Schon seit Jahren nimmt der Tschad Flüchtlinge aus Darfur und der Zentralafrikanischen Republik auf. Durch die sich jetzt in der Region ausbreitenden Gewalt wurden mittlerweile nach Angaben des UNHCR bis zu 120.000 Tschader in ihrem eigenen Land vertrieben. Die Vertreibung der tschadischen Bevölkerung begann Ende 2005 und verschlimmerte sich 2006, als es eine Serie von Angriffen zwischen verschiedenen ethnischen Gruppen gab. Angesichts der Verschlechterung der Sicherheitslage im Osten des Tschad, droht nun eine Nahrungsmittel- und Versorgungskrise.
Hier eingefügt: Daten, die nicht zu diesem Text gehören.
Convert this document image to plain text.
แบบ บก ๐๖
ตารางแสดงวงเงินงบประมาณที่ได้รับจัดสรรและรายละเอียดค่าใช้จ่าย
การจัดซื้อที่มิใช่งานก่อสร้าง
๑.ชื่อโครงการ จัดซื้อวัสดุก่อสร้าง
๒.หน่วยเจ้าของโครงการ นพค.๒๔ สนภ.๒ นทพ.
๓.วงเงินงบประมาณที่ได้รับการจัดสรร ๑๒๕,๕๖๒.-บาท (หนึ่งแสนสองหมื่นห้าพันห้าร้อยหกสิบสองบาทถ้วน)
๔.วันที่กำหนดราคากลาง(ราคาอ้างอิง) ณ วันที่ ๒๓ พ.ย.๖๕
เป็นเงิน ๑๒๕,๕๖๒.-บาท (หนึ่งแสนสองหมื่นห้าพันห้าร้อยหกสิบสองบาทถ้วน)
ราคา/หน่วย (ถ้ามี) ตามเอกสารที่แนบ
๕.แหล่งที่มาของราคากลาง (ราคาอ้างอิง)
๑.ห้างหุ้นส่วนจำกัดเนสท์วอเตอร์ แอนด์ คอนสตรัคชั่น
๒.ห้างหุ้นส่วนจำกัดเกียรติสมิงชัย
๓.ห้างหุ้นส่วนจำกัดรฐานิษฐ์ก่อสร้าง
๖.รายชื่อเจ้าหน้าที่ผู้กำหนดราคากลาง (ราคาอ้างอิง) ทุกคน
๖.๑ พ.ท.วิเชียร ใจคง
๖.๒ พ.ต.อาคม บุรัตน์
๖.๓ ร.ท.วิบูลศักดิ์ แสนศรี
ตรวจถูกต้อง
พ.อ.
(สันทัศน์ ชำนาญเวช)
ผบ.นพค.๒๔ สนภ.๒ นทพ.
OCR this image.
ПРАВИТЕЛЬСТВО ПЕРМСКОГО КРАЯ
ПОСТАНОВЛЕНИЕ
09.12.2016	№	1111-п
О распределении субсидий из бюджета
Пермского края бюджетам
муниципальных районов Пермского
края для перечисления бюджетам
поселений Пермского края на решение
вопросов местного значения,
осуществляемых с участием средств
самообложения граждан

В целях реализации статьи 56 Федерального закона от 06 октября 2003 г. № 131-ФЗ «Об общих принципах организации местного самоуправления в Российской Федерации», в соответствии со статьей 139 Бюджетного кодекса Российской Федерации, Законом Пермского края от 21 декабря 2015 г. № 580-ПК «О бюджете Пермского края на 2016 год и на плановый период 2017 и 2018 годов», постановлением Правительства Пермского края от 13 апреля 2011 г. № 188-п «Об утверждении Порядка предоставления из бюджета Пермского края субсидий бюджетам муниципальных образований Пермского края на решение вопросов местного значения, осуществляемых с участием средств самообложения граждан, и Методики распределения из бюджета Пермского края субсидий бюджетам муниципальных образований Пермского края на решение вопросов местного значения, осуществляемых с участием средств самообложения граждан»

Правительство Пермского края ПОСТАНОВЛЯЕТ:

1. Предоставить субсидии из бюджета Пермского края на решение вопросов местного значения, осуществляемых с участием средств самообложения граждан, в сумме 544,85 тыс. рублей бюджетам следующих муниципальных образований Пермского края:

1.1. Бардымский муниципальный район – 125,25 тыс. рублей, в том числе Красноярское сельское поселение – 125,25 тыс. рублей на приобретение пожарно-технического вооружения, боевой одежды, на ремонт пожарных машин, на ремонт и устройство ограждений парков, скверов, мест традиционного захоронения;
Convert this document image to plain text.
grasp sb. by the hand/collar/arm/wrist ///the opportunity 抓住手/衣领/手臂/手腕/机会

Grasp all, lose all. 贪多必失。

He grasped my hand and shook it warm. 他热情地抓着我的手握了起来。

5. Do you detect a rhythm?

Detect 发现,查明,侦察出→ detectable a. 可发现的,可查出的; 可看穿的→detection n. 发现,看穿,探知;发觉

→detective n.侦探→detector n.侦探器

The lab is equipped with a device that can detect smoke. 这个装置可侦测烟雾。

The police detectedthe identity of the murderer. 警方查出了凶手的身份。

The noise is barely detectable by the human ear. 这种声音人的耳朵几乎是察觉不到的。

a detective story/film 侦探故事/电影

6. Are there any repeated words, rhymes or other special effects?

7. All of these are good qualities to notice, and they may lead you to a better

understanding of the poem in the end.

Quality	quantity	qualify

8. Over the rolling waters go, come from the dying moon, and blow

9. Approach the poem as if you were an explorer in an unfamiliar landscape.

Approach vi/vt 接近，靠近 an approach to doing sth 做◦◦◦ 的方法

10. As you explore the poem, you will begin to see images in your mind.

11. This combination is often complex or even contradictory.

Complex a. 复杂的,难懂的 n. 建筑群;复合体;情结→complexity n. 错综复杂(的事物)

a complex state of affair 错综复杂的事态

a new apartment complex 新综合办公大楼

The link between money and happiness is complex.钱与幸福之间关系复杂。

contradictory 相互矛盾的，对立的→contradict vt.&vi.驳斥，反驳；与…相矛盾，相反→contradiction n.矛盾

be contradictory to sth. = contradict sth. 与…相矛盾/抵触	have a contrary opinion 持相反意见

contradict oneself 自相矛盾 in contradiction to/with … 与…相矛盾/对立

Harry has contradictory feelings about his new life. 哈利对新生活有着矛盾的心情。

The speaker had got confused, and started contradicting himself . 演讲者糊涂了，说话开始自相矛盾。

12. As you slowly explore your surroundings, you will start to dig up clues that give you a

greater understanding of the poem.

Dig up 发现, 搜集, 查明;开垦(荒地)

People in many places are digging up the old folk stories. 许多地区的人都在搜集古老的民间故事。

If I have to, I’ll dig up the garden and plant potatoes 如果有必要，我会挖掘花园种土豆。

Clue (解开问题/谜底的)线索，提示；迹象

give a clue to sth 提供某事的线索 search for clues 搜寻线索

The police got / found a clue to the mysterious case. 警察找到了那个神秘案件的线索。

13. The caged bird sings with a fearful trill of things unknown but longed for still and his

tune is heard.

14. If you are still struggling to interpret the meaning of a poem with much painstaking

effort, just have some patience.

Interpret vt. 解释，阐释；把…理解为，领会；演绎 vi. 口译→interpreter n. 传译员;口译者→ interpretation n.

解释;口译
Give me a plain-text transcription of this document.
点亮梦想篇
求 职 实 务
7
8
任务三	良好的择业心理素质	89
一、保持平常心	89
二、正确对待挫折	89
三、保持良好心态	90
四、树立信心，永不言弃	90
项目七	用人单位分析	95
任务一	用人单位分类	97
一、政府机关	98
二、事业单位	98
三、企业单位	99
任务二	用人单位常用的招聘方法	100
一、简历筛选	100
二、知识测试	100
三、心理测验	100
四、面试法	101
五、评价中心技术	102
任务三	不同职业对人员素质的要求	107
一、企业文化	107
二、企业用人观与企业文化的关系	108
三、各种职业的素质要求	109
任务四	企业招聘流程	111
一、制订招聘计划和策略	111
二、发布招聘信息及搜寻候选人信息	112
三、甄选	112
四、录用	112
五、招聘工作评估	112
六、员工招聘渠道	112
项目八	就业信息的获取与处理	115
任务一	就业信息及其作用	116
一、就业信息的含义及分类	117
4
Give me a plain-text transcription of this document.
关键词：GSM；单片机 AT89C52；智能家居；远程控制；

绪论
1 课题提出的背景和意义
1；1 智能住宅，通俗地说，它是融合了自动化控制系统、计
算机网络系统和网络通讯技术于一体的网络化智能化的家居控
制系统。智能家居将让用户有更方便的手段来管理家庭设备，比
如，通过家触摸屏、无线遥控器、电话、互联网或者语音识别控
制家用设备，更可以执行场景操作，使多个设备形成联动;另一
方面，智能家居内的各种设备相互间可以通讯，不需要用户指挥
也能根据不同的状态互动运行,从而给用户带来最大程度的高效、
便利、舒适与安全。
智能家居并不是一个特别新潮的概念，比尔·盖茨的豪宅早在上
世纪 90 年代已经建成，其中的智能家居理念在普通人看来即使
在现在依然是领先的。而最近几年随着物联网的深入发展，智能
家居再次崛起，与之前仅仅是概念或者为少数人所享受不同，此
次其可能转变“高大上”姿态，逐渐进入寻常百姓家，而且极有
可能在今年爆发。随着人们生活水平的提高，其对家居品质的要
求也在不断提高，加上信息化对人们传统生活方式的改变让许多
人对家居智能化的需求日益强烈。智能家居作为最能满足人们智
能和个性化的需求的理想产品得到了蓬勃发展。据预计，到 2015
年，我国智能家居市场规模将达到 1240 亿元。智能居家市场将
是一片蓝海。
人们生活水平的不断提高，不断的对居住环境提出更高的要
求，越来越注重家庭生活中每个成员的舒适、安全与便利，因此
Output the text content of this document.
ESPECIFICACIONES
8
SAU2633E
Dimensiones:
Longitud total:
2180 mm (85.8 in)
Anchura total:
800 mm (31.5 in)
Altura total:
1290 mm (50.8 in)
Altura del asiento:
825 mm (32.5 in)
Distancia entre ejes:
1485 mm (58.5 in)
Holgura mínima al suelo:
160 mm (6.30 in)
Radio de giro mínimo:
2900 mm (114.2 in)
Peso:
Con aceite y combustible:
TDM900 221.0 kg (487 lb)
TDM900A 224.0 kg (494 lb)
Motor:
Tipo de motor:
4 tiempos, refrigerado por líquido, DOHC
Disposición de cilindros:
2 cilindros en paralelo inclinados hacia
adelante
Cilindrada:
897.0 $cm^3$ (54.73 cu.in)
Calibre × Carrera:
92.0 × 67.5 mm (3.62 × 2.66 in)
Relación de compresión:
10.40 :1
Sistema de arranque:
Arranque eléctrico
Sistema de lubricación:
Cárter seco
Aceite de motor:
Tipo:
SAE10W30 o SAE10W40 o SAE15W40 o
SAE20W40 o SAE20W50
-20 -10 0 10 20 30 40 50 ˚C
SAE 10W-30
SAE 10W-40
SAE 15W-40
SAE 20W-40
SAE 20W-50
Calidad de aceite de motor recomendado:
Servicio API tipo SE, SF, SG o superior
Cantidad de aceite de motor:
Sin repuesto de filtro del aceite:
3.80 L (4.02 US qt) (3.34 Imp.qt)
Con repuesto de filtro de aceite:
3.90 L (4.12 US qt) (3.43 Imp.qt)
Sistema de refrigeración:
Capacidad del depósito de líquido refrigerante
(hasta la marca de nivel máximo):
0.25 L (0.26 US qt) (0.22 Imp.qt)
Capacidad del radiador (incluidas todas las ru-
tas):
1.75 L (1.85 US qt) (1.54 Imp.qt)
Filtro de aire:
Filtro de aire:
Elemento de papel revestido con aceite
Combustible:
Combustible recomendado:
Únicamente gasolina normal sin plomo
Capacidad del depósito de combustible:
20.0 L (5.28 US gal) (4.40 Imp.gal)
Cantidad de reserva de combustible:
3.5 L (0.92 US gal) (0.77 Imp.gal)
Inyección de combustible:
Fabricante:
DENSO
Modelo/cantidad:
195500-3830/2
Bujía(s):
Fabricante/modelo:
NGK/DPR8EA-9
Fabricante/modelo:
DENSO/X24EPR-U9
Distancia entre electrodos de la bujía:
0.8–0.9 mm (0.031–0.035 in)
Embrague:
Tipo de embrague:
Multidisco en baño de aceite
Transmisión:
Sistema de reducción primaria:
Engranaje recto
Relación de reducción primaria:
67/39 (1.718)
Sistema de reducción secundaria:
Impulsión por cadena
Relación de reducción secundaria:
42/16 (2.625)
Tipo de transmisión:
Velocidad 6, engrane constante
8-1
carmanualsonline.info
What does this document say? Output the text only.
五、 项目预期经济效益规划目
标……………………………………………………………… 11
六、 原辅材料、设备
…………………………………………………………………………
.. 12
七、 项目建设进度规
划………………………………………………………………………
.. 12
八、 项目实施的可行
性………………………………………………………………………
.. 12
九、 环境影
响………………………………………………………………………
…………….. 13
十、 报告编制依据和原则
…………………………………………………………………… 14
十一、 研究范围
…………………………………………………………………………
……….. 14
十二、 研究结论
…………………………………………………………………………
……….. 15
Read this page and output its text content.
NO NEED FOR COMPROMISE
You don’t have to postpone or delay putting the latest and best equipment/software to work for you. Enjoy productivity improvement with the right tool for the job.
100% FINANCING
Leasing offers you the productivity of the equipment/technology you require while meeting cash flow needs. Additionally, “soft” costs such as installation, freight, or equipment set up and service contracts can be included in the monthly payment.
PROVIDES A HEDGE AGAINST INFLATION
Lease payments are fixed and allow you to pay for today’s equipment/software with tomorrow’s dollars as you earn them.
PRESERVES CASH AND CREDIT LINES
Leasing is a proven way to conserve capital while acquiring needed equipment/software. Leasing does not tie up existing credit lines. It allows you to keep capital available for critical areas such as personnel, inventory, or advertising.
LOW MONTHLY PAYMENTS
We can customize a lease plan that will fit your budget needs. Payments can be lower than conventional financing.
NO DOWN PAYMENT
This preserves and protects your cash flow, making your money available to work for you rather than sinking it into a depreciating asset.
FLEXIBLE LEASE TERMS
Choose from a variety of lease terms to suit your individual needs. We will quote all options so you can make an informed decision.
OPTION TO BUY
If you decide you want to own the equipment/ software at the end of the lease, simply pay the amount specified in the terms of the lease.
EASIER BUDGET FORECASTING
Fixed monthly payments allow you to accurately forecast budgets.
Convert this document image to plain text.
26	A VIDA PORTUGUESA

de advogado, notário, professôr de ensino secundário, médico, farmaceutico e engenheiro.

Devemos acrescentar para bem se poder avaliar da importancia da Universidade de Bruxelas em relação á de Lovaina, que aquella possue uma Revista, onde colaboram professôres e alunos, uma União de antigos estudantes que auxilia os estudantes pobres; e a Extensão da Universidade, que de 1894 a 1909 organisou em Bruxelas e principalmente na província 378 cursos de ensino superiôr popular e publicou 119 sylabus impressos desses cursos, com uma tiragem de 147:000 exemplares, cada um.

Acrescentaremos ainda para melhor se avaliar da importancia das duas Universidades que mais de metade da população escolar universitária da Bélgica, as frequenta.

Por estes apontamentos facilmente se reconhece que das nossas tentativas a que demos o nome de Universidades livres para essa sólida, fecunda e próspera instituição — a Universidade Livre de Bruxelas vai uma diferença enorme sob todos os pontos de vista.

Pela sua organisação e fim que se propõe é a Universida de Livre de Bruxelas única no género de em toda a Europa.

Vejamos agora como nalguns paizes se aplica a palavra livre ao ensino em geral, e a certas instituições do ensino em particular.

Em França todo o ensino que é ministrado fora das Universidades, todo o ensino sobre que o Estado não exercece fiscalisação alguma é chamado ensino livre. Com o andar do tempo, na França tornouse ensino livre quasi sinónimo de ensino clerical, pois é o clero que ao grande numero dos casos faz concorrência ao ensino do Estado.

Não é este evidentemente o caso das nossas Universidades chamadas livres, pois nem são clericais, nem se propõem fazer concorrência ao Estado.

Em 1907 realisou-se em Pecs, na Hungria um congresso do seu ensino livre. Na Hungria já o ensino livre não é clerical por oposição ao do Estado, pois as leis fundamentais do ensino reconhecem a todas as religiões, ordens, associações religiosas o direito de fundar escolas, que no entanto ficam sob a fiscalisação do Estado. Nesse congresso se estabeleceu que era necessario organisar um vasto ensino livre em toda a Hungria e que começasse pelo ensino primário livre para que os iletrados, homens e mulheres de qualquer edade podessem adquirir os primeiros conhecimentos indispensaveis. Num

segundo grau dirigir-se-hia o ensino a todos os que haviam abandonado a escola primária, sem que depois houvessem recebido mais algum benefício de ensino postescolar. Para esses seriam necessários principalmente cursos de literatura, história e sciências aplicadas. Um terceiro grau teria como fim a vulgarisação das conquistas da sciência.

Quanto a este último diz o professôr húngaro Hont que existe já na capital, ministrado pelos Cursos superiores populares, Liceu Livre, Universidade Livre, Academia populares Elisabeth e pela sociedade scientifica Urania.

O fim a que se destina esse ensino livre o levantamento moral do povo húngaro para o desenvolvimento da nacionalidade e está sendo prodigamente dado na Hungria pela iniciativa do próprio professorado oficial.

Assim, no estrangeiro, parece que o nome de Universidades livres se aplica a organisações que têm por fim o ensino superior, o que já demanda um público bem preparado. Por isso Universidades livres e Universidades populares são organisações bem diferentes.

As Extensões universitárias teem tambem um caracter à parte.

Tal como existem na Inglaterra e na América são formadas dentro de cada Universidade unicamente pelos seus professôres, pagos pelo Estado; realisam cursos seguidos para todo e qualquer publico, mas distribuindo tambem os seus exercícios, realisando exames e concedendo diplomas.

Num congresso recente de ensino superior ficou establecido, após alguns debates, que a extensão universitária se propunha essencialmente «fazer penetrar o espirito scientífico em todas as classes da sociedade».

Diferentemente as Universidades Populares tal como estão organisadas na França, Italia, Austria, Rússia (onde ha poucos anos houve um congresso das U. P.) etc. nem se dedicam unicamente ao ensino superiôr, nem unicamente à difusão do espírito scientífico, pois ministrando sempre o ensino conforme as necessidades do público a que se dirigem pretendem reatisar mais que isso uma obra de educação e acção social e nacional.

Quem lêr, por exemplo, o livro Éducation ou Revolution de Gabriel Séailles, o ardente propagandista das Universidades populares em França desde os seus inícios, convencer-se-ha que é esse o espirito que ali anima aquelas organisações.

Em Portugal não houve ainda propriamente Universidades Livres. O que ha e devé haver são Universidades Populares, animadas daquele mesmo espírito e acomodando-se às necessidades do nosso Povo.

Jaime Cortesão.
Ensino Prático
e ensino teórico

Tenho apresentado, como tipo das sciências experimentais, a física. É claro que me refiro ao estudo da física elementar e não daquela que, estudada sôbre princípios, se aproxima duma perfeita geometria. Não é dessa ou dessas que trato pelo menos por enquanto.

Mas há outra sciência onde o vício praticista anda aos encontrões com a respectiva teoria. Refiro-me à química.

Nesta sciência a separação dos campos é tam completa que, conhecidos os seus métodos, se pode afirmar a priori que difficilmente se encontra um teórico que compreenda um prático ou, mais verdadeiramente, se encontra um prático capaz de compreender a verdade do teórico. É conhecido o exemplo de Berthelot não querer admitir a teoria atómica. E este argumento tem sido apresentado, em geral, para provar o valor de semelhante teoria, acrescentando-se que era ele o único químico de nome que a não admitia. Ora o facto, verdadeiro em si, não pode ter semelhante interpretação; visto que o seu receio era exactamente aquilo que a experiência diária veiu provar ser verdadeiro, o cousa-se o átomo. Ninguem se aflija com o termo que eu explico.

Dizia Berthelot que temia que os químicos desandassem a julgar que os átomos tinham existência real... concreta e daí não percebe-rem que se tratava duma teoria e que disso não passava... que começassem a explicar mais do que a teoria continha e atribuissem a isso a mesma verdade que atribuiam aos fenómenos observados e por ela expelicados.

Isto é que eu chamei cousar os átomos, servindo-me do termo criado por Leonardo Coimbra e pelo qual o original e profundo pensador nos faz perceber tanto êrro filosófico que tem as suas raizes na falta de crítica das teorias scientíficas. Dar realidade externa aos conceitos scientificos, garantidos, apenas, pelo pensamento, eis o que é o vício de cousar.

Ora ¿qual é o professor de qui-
Aufgrund zunehmender Gewaltakte mussten Ende 2006 über 400 humanitäre Helfer aus dem Ost-Tschad evakuiert werden.
Bei den Angreifern handelt es sich angeblich zumeist um Gruppen aus dem Tschad, die bis zu einem gewissen Grad mit den sudanesischen Dschandschawid-Milizen kooperieren. Die Angriffe im östlichen Tschad zeigen dasselbe Muster der Gewalt wie diejenigen in Darfur. Hauptsächlich Männer auf Pferden und Kamelen greifen Siedlungen an, brennen sie nieder, zerstören die Ernten, stehlen das Vieh und misshandeln und töten die Dorfbewohner.